Kehidupan Si Peniti
Saat tidak butuh, ia ada. Saat kita butuh, ia pergi.
Ya, peniti.
Benda paling misterius di rumah. Ia akan menguap begitu saja saat kita mencarinya. Lalu ia akan muncul secara tak terduga di tempat yang tak terduga pula saat kita tidak membutuhkannya.
Memang malang nasib benda kecil ini. Ia jadi bersikap misterius, suka datang dan pergi begitu karena kita selalu menyepelekannya. Alasannya sederhana, karena kita merasa masih punya banyak.
Satu plastik peniti jumlahnya banyak.
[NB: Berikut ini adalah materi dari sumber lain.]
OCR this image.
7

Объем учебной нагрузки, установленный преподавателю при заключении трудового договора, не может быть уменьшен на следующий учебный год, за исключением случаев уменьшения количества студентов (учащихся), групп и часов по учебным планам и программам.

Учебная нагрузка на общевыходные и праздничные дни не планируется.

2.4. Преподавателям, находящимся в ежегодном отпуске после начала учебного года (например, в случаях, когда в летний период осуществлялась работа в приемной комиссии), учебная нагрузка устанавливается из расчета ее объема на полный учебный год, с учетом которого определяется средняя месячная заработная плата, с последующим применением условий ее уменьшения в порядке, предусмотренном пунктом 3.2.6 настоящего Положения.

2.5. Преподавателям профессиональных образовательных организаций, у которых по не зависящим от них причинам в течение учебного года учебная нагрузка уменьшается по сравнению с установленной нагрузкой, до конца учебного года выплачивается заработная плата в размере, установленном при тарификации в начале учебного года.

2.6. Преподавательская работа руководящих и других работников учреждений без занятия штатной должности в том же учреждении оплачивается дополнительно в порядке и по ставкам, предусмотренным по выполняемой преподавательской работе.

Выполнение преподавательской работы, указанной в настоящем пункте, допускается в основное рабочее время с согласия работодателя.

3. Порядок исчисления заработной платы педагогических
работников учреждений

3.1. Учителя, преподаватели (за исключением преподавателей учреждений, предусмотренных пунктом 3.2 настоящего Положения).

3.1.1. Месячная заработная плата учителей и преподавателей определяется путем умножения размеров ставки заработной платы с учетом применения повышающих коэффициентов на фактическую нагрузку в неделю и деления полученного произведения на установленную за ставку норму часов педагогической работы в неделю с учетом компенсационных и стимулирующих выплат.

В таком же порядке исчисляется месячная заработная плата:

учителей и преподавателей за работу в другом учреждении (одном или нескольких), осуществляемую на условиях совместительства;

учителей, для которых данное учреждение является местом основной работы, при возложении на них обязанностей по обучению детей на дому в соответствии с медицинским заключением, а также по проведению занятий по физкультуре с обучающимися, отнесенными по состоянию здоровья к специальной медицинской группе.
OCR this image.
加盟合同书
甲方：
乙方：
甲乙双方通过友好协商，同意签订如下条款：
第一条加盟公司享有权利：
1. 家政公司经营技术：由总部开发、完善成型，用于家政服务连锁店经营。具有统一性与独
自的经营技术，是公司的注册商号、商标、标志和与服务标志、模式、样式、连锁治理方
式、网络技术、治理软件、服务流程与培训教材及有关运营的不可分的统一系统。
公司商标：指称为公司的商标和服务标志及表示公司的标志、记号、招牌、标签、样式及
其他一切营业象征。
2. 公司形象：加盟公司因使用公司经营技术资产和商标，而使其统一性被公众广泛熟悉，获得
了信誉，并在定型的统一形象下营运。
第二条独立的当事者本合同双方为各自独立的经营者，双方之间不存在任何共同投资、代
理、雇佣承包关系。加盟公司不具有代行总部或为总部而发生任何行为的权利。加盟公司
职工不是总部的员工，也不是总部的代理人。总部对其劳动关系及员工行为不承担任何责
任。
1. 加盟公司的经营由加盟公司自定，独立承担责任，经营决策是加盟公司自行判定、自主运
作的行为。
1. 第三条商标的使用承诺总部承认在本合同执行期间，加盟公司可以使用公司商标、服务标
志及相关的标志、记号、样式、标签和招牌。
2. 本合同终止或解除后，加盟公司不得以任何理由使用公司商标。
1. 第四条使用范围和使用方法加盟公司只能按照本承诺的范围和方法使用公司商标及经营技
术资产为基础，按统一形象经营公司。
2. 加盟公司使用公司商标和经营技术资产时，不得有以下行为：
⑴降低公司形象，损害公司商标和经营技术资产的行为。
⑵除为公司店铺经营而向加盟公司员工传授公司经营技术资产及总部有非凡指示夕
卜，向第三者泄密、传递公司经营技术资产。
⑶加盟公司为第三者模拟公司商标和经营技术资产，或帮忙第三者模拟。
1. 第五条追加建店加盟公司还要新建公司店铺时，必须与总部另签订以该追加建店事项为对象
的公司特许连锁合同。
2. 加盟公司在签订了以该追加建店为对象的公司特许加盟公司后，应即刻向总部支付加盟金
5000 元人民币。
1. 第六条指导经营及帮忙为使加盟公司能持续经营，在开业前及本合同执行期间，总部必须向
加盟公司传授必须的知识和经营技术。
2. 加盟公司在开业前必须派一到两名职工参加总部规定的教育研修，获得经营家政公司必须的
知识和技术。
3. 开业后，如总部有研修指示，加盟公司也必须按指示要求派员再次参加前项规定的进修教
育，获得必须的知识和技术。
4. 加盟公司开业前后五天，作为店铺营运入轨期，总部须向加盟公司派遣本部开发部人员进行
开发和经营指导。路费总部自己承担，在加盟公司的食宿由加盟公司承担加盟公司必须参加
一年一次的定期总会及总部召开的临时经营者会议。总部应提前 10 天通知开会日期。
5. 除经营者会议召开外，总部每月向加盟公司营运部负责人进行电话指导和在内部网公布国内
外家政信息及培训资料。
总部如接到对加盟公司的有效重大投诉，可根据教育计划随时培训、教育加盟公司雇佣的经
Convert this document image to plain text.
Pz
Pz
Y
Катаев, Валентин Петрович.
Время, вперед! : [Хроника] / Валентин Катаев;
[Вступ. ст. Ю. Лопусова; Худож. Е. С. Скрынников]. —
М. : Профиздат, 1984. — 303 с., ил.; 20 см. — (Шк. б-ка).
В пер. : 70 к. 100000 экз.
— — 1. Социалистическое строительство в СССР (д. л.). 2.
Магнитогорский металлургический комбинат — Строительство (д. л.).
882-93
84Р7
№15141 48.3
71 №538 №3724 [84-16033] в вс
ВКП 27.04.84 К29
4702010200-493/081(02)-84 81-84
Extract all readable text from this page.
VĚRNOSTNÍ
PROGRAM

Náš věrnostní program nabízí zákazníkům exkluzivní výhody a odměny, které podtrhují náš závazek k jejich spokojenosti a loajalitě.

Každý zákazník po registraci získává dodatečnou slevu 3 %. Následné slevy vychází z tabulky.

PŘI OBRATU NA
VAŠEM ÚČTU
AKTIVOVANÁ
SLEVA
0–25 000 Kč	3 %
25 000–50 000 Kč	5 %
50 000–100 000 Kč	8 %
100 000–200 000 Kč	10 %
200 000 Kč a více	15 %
Tiap kali selesai dipakai, kita hanya asal taruh. Ditambah lagi dia kecil, jadi mudah hilang. Kemudian kita berpikir, “Ah ngga papa, masih ada banyak, kok”. Begitu terus sampai akhirnya peniti pun menguap tak berjejak.
Sama seperti waktu yang kita punya, ya. Ia hilang begitu saja. Kita buang-buang, kita tunda-tunda, begitu terus sampai akhirnya habis.
Ia pun habis dengan cepat atau lambat. Lambat, saat kita habiskan dengan setengah hati. Cepat, saat kita habiskan dengan sepenuh hati.
Aih, ingin rasanya mengembalikan waktu yang kuhabiskan dengan setengah hati itu, agar bisa kuhabiskan dengan perasaan gembira. Sayangnya, waktu tidak seperti peniti yang bisa dibeli. Kita hanya bisa menghabiskannya dengan baik atau kita buang saja cuma-cuma.
Setidaknya, peniti yang terbuang telah melakukan tugasnya dengan baik. Lalu, bagaimana dengan waktuku? Apa ia sudah kugunakan dengan baik?
Aku tidak tahu. Yang jelas, penitiku di bulan Juli sudah habis. Ini saatnya aku menjaga agar penitiku di bulan Agustus hingga bulan-bulan berikutnya tidak menguap begitu saja. Semoga ya.